I believe the entire commission is forgetting their mission, SET POLICY and let the staff carry it out, one of the comments in the list said department heads should be more responsive to the commissioners. DEPARTMENT HEADS SHOULD NOT BE INTERACTING WITH THE COMMISSIONERS, telling department heads what to do is not their job, in fact it is against the charter.

Very possibly there are charter violations admitted to by the commissioners during this meeting, Marty flat out said he was micro-managing, a big no-no, and Mayor Noland is directing employees to help out residents which is seriously against the charter, which makes it, I believe, illegal, and subject to sanction.

THEN: After ranking the topics and going through a process to identify the THREE MOST IMPORTANT THINGS FACING THE CITY, the group came up with:

1. Communication
2. Commissioners respect of one another and the conduct of meetings
3. Accountability and transparency.

Not the budget, not the economy, and saving money, not how to pay for infrastructure repairs, not taxes, not firefighters pensions, not Century Village backflow meters and water rates, nope, none of those things.

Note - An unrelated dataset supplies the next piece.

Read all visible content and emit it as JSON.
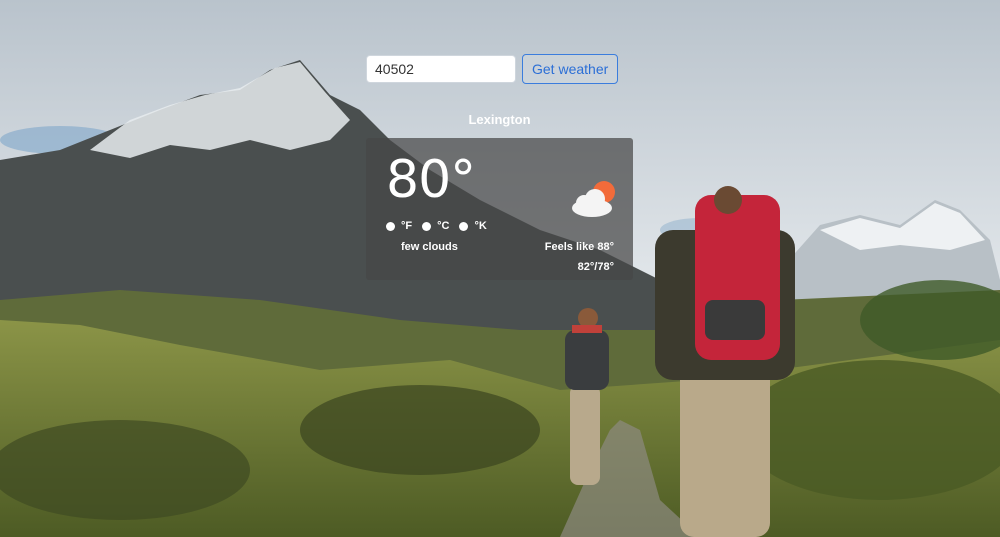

Like little kids in a school yard, they think the way they behave is the most important thing in the city.


This group also finally got to talking about Vice Mayor Poitier, who was out ill, and all day was treated like the “elephant in the living room”.

(a saying based on the idea that an elephant in a room would be impossible to overlook; thus, people in the room who pretend the elephant is not there might be concerning themselves with relatively small and even irrelevant matters, compared to the looming big one.)

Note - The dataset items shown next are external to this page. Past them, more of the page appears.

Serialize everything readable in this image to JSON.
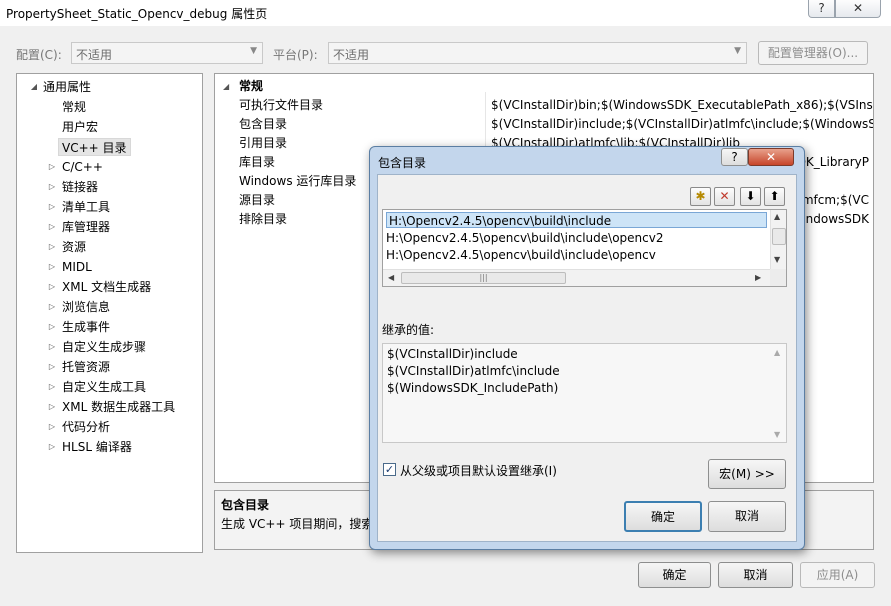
{
  "window": {
    "title": "PropertySheet_Static_Opencv_debug 属性页",
    "help_glyph": "?",
    "close_glyph": "✕"
  },
  "toolbar": {
    "config_label": "配置(C):",
    "config_value": "不适用",
    "platform_label": "平台(P):",
    "platform_value": "不适用",
    "config_manager_label": "配置管理器(O)..."
  },
  "tree": {
    "items": [
      {
        "label": "通用属性",
        "expander": "◢",
        "level": 0
      },
      {
        "label": "常规",
        "expander": "",
        "level": 1
      },
      {
        "label": "用户宏",
        "expander": "",
        "level": 1
      },
      {
        "label": "VC++ 目录",
        "expander": "",
        "level": 1,
        "selected": true
      },
      {
        "label": "C/C++",
        "expander": "▷",
        "level": 1
      },
      {
        "label": "链接器",
        "expander": "▷",
        "level": 1
      },
      {
        "label": "清单工具",
        "expander": "▷",
        "level": 1
      },
      {
        "label": "库管理器",
        "expander": "▷",
        "level": 1
      },
      {
        "label": "资源",
        "expander": "▷",
        "level": 1
      },
      {
        "label": "MIDL",
        "expander": "▷",
        "level": 1
      },
      {
        "label": "XML 文档生成器",
        "expander": "▷",
        "level": 1
      },
      {
        "label": "浏览信息",
        "expander": "▷",
        "level": 1
      },
      {
        "label": "生成事件",
        "expander": "▷",
        "level": 1
      },
      {
        "label": "自定义生成步骤",
        "expander": "▷",
        "level": 1
      },
      {
        "label": "托管资源",
        "expander": "▷",
        "level": 1
      },
      {
        "label": "自定义生成工具",
        "expander": "▷",
        "level": 1
      },
      {
        "label": "XML 数据生成器工具",
        "expander": "▷",
        "level": 1
      },
      {
        "label": "代码分析",
        "expander": "▷",
        "level": 1
      },
      {
        "label": "HLSL 编译器",
        "expander": "▷",
        "level": 1
      }
    ]
  },
  "grid": {
    "category": "常规",
    "category_expander": "◢",
    "rows": [
      {
        "name": "可执行文件目录",
        "value": "$(VCInstallDir)bin;$(WindowsSDK_ExecutablePath_x86);$(VSInstall"
      },
      {
        "name": "包含目录",
        "value": "$(VCInstallDir)include;$(VCInstallDir)atlmfc\\include;$(WindowsSDK"
      },
      {
        "name": "引用目录",
        "value": "$(VCInstallDir)atlmfc\\lib;$(VCInstallDir)lib"
      },
      {
        "name": "库目录",
        "value": "DK_LibraryP"
      },
      {
        "name": "Windows 运行库目录",
        "value": ""
      },
      {
        "name": "源目录",
        "value": "mfcm;$(VC"
      },
      {
        "name": "排除目录",
        "value": "WindowsSDK"
      }
    ]
  },
  "description": {
    "title": "包含目录",
    "text": "生成 VC++ 项目期间，搜索"
  },
  "bottom_buttons": {
    "ok": "确定",
    "cancel": "取消",
    "apply": "应用(A)"
  },
  "dialog": {
    "title": "包含目录",
    "help_glyph": "?",
    "close_glyph": "✕",
    "toolbar": {
      "new_glyph": "✱",
      "delete_glyph": "✕",
      "down_glyph": "⬇",
      "up_glyph": "⬆"
    },
    "paths": [
      "H:\\Opencv2.4.5\\opencv\\build\\include",
      "H:\\Opencv2.4.5\\opencv\\build\\include\\opencv2",
      "H:\\Opencv2.4.5\\opencv\\build\\include\\opencv"
    ],
    "inherited_label": "继承的值:",
    "inherited": [
      "$(VCInstallDir)include",
      "$(VCInstallDir)atlmfc\\include",
      "$(WindowsSDK_IncludePath)"
    ],
    "inherit_checkbox_label": "从父级或项目默认设置继承(I)",
    "inherit_checked": true,
    "macro_button": "宏(M) >>",
    "ok": "确定",
    "cancel": "取消",
    "hscroll_grip": "|||"
  },
  "colors": {
    "selection": "#cde4f7",
    "dialog_frame": "#c3d6ec",
    "close_red": "#c7452a"
  }
}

They tip toed around the problem of how to tell her what was said today and who should tell her. She is the one frequently mentioned as the one who interrupts others and goes on and on, “filibustering” as Noland put it. Finally it was agreed to leave it up to David Long, after all he is getting the big bucks ($15,000 of them). Noland acknowledged that Poitier was not likely to change her ways anyway.

When asked to come up with a group of people who could sit at a round table and have a discussion on problems of communication they said there should be the department heads, the City Manager, the Asst. Manager, the Attorney and perhaps the commissioners.

When Long asked who else might be there they couldn’t think of anyone else, he asked twice, and got no answer, then he said we will get back to it and he would leave 2 blank spots.



Again they didn’t even acknowledge the existence of anyone outside of city hall as being important, or contributing. There are such problems with their interpersonal relationships they have no energy left.


I saw a lot of finger pointing and blame and frustration, but no taking of responsibility themselves. If they need information they should ask for it, again and again if need be. If you see a problem, ask for it to be corrected, in proper channels. This is a runaway commission and they have to rein themselves in.



  1. I didn't think the "retreat" was a bad idea, actually I thought it was a great idea until I read the price tag for it and what was gained from it. I, now, believe all the Commissioners whether present or not owe the citizens of DB, $3,000 each. This could have, should have been done in Executive Session. I believe a college student earning a degree in Mr. Long's profession could have gotten as little done. Certainly someone in DB or preferably in Broward County, retired perhaps...could have led this group to the same if not better conclusion than what came of this meeting. At some point, I didn't want to waste my time any longer and left.
    More from me at the next Commission meeting regarding this matter.


  2. From what I have read of the observations of the commission retreat, it seems the City could have saved $14,900 of the $15,000 expenditure in these hard fiscal times. What about the other $100? Well, that $100 could have been spent on: (1) marshmallows for the Mayor and City Commissioners to throw at the City Manager and Department Heads, (2) pillows for the Mayor and commissioners for a pillow fight, and (3) Prozac to ease the frustration and outrage of the audience. Upon reflection, better add another $100 for more Prozac.